Adding custom operators and libraries

You can add custom python packages for Airflow with Cloudera Data Engineering (CDE). Cloudera provides access to the open source packages that you can use for your Airflow jobs using the UI.

While you can install the operator, if additional runtime dependencies are required such as additional setup with binaries on the path, and environment configuration like Kerberos and Cloud credentials, and so on, then the operator will not work. To use an Airflow third-party operator for your custom library and operator package, you must configure the Airflow connection in the Airflow UI.
  1. In the Cloudera Data Platform (CDP) console, click the Data Engineering tile. The CDE Home page displays.
  2. Click Administration in the left navigation menu.

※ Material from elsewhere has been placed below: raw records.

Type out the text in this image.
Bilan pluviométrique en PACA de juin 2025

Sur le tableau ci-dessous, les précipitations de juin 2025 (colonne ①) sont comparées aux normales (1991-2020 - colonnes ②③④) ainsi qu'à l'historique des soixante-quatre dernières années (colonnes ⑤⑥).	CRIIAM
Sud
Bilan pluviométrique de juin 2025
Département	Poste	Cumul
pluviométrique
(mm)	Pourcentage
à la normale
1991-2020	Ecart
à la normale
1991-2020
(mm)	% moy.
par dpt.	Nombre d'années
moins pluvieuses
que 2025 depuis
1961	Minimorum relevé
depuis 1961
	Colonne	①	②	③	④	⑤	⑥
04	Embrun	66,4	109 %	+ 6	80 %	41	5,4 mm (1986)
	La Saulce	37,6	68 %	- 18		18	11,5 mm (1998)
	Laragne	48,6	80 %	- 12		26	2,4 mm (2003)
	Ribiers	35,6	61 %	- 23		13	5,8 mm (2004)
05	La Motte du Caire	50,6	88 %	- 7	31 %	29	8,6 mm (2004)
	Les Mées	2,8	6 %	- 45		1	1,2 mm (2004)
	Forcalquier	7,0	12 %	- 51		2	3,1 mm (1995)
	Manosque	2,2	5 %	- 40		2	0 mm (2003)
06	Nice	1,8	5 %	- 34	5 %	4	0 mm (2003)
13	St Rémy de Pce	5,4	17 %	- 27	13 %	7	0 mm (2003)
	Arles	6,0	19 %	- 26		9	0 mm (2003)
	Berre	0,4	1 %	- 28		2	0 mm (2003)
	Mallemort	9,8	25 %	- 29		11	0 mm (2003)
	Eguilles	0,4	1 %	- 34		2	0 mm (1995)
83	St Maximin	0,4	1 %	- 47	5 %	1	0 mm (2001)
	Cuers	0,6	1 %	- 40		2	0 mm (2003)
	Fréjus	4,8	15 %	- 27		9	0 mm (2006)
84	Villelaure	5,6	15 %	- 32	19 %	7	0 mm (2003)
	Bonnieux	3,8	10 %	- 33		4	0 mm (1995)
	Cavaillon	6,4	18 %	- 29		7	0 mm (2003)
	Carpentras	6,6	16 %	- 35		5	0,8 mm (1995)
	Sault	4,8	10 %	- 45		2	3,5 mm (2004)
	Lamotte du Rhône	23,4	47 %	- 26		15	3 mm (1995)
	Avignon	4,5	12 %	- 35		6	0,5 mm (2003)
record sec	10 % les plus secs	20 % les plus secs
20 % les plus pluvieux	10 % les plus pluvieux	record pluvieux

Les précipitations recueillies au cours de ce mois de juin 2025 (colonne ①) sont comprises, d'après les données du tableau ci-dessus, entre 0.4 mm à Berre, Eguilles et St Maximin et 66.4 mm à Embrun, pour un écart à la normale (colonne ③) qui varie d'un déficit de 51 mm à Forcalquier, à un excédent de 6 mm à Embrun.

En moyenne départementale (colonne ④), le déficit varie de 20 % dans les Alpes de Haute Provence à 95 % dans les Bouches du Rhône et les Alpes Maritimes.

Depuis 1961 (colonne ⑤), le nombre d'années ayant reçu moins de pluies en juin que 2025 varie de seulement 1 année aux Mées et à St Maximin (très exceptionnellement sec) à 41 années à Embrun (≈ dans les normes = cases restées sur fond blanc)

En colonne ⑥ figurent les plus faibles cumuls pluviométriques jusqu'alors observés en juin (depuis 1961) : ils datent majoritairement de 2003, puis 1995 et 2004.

The Administration page displays.
  3. Locate the Virtual Cluster that you want to edit, and click Cluster Details.
  4. Go to the Airflow tab. The Libraries and Operators page displays.
  5. Under the Configure Repositories section, enter the following fields to configure the Python Package Index (PyPi) repositories used to source your custom libraries and operators:
    1. PyPI Repository URL - Enter the Python Package Index (PyPi) URL.
    2. Optional: SSL Certificate - Enter the PEM-encoded CA certificate.
    3. Optional: Enter Authorization Credentials if you are configuring a Private or Protected PyPi Repository that requires authorization for access:
      1. Username
      2. Password
  6. Click Validate Configurations.
  7. Under the Build section, upload a requirements.txt file that contains a list of all library and operator packages that you want to enable. Once uploaded, the system will automatically build and install your packages.
  8. Click Activate. The activation restarts the Airflow server. This may take a few minutes. Once activation is complete, you will see the Installed Packages listed.
    You can now create and run an Airflow job using the custom library and operators that you have acitvated.